Jason Hopkins on April 24, 2019
The acting secretary of Homeland Security pushed back on the narrative that President Donald Trump’s border wall is not being built, pointing out that construction has actually been going at an aggressive pace.
“So normally for a federal project of this scope, from the time you get funded to starting, it’s over two years,” Kevin McAleenan said Tuesday on Fox News. “We’ve already built the [fiscal year] 2017 funding in less than two years. That shows how aggressively we’re moving out on this.”
McAleenan — who became acting DHS secretary earlier in April after Kirstjen Nielsen resigned — has been tapped by the Trump administration to lead the agency at a time when the U.S. southern border is experiencing record numbers of illegal migrants, many of them Central American families.
Trump has been forced to fight tooth-and-nail with congressional Democrats over border wall funding. The federal government experienced its longest shutdown in U.S. history as the two camps fought over how much money could be appropriated for wall construction. The White House is being sued after it declared a national emergency on the southern border, allowing it to allocate billions more in funding.
The new DHS leader said more military troops are needed to help alleviate the crisis.
“They helped us repel two attempts by a caravan to enter the United States by helping us fortify ports of entry,” he said to host Dana Perino, adding that their presence has helped free up border agents to enforce immigration laws. “They’re going to be helping us build the wall, too.”
McAleenan called for an overhaul of the country’s immigration laws, but cited two areas specifically that are in dire need of reform. Homeland Security agents, he argued, need to be able to detain migrant families together and also have ability to repatriate migrant children from noncontiguous countries.
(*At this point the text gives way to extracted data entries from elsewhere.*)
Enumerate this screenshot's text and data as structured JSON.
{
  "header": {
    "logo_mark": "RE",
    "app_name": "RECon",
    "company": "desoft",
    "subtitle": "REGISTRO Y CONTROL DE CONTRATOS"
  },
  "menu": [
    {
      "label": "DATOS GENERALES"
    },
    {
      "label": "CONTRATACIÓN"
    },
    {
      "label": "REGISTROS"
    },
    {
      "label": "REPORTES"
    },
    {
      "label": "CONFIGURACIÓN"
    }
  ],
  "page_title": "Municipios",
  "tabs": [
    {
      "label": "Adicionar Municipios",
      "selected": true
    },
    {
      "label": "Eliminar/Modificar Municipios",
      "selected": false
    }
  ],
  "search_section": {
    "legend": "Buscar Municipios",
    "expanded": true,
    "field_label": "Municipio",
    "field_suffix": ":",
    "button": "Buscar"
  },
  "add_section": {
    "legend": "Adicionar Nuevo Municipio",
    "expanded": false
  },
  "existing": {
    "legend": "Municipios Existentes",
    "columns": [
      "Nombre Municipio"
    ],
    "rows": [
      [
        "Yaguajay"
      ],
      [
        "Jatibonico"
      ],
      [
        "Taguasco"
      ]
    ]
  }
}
The requests closely mirrored what former DHS secretary Nielsen asked of Congress in March. The since-axed secretary sent a letter to lawmakers asking them for legislative fixes that would address a number of issues that have contributed to the immigration crisis. Namely, current immigration laws are not well-equipped to handle the massive number of family units from noncontiguous countries, which has resulted in overcrowded detention centers across the country.